A lawsuit against former Marion Police Chief Gideon Cody, filed in August by former Marion County Record reporter Deb Gruver, is being amended to name two more defendants: Sheriff Jeff Soyez and County Attorney Joel Ensey.

Gruver’s lawyer, Blake Shuart of Wichita, filed an amended complaint Monday, adding the two new defendants.

Ordinarily, prosecutors are protected from being sued unless it can be proved that they played an active role in a police investigation.

In his amended complaint, Gruver’s lawyer claims that Cody sent Ensey an email Aug. 8 outlining criminal statutes he believed had been violated by a different reporter at the Record.

The amended complaint challenges Ensey’s claims that his involvement in Aug. 11 raids on the Record and the homes of Eric and Joan Meyer and Ruth Herbel were overstated.

“To the contrary, his statements were part of a carefully orchestrated effort to avoid being placed in the proverbial line of fire, knowing well that the fallout from the raids would be fast and heavy,” Shuart wrote.

Shuart quotes Cody’s original answer to Gruver’s lawsuit, in which Cody claimed emails and text messages between Cody and Ensey were exchanged starting Aug. 8.

“Ensey called a meeting with … law enforcement agencies,” Shuart quoted from Cody’s answer to Gruver’s suit. “Despite participating in emails and meetings, Ensey has since advised Chief Cody that he did not actually read the documents that Cody sent to him, including the draft search warrant affidavits and search warrants which were sent to him.”

Shuart wrote that evidence supports the belief that Ensey worked “very closely in conjunction with professional colleagues to evaluate and attempt to minimize his personal liability for the raids.”

“The day after the raids, County Attorney Ensey began evaluating the scope — or lack thereof — of his potential immunity from liability,” Shuart wrote. “That morning, (he) spoke with a professional colleague about (a) case … in which a prosecutor faced liability for reviewing and approving an affidavit and warrant, this setting into motion a series of events the prosecutor knew, or reasonably should have known would cause others to deprive the person of their constitutional rights.

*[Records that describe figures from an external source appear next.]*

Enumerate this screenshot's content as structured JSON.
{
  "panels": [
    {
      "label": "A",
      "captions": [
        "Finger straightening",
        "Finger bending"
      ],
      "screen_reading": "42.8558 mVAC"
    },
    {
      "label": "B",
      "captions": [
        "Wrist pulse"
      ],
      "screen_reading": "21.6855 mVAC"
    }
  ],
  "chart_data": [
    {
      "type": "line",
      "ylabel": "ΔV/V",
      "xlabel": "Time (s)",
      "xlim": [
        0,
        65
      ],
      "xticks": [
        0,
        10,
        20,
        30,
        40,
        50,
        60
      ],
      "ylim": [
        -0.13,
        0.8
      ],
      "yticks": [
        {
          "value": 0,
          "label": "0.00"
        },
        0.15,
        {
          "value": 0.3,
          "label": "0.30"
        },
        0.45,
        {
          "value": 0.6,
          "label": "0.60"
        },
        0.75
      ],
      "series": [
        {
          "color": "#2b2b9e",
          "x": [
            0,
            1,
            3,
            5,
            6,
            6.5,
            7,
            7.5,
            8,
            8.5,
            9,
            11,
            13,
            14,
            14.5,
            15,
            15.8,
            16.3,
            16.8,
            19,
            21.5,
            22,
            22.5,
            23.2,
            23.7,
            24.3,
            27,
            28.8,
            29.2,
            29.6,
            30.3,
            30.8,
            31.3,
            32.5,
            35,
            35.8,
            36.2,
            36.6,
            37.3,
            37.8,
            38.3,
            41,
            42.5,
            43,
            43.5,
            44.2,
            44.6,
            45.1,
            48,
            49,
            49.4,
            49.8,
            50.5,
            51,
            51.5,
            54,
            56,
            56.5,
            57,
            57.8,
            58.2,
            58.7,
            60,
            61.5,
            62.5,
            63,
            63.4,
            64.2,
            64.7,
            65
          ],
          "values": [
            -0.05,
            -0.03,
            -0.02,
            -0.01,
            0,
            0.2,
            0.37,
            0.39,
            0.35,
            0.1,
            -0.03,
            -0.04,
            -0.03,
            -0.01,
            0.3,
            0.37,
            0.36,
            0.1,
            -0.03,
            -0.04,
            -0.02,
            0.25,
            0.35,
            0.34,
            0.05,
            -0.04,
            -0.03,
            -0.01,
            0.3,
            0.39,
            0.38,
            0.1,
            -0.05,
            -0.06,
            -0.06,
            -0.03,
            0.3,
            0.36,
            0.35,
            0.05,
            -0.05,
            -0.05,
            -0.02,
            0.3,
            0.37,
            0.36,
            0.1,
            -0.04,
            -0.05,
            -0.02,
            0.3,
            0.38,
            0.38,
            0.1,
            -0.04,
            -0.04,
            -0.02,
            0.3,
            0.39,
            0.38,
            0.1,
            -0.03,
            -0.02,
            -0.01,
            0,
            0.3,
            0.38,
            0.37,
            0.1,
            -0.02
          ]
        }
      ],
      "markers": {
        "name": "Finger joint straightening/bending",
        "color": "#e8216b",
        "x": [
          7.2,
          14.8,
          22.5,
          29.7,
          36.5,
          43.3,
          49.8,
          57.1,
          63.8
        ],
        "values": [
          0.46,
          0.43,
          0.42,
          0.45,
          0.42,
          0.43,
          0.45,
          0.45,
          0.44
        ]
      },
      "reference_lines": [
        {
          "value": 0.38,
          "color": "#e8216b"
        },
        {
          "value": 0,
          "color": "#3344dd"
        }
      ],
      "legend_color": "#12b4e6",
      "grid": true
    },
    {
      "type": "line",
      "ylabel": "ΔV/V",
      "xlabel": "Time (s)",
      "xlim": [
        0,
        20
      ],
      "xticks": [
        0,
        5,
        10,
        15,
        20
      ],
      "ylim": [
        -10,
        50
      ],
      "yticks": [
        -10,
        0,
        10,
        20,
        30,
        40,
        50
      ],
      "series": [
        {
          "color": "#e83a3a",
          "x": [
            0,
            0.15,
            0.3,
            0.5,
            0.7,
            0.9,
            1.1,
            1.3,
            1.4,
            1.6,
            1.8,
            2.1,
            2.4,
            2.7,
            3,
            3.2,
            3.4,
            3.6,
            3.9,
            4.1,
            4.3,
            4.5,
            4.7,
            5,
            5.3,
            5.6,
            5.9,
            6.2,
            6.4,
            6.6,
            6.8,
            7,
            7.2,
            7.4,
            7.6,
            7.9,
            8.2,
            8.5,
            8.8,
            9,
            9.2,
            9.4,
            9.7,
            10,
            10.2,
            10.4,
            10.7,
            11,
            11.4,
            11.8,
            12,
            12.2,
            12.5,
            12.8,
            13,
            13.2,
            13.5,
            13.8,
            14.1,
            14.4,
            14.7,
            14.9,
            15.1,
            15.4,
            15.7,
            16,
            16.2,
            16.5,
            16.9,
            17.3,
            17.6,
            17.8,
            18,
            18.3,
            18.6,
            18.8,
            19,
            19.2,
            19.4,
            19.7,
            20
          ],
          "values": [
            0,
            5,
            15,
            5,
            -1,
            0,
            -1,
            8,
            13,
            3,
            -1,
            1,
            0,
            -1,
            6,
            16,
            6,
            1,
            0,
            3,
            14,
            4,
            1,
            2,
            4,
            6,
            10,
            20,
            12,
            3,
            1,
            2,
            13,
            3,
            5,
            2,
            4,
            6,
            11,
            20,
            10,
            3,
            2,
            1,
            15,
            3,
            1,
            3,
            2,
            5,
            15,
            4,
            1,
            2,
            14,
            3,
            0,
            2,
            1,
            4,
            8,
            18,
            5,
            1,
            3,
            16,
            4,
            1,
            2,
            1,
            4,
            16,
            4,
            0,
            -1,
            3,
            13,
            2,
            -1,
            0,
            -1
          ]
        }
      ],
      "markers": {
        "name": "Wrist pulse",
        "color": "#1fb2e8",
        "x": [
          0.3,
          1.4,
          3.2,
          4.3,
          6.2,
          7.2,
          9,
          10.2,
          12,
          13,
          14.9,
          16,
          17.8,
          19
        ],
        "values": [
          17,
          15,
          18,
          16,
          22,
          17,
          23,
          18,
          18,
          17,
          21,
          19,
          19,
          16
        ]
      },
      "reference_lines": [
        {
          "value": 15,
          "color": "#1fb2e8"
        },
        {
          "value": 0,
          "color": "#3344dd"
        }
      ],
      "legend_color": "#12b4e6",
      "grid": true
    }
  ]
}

“On Tuesday, Aug. 15, Ensey received advice that ‘every effort should be made to return the material seized to the owners in an expedited manner’ because ‘these warrants will not sustain appellate review.’”

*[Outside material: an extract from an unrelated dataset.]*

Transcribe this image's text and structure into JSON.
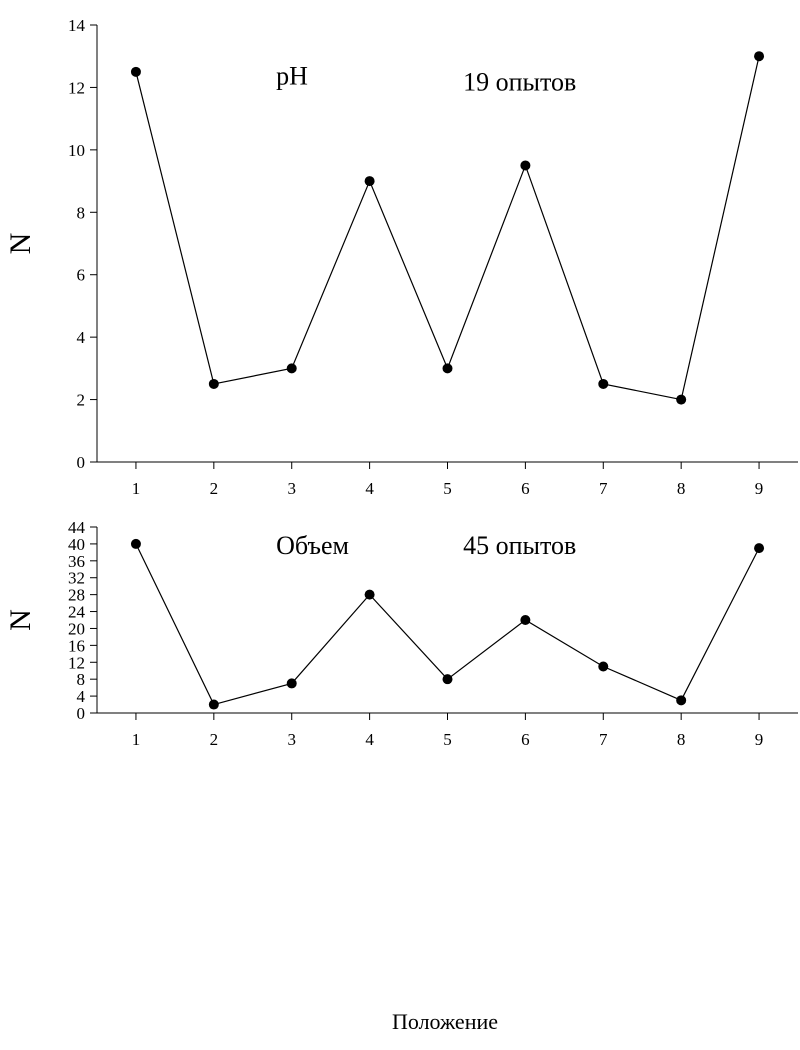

Ensey then arranged a middle-of-the-night meeting with Cody and Soyez. At 9:44 p.m. Aug. 15, Ensey emailed Cody and Soyez saying he wanted to meet with them at 11:30, Shuart wrote.

On Aug. 16, Ensey released a statement that while he believed the affidavits established probable cause to believe an employee of the newspaper might have committed unlawful acts concerning computers, he had “come to the conclusion that insufficient evidence exists to establish a legally sufficient nexus between this alleged crime and the places searched and the items seized.”

Shuart wrote that even if Ensey’s claims that he didn’t fully review the affidavits or warrants were true, “even a cursory reading of the papers would reveal the intended places to be searched, leading a reasonable prosecutor to conclude what … Ensey has already conceded: that there was no legally sufficient nexus between the alleged crime and the places to be searched.”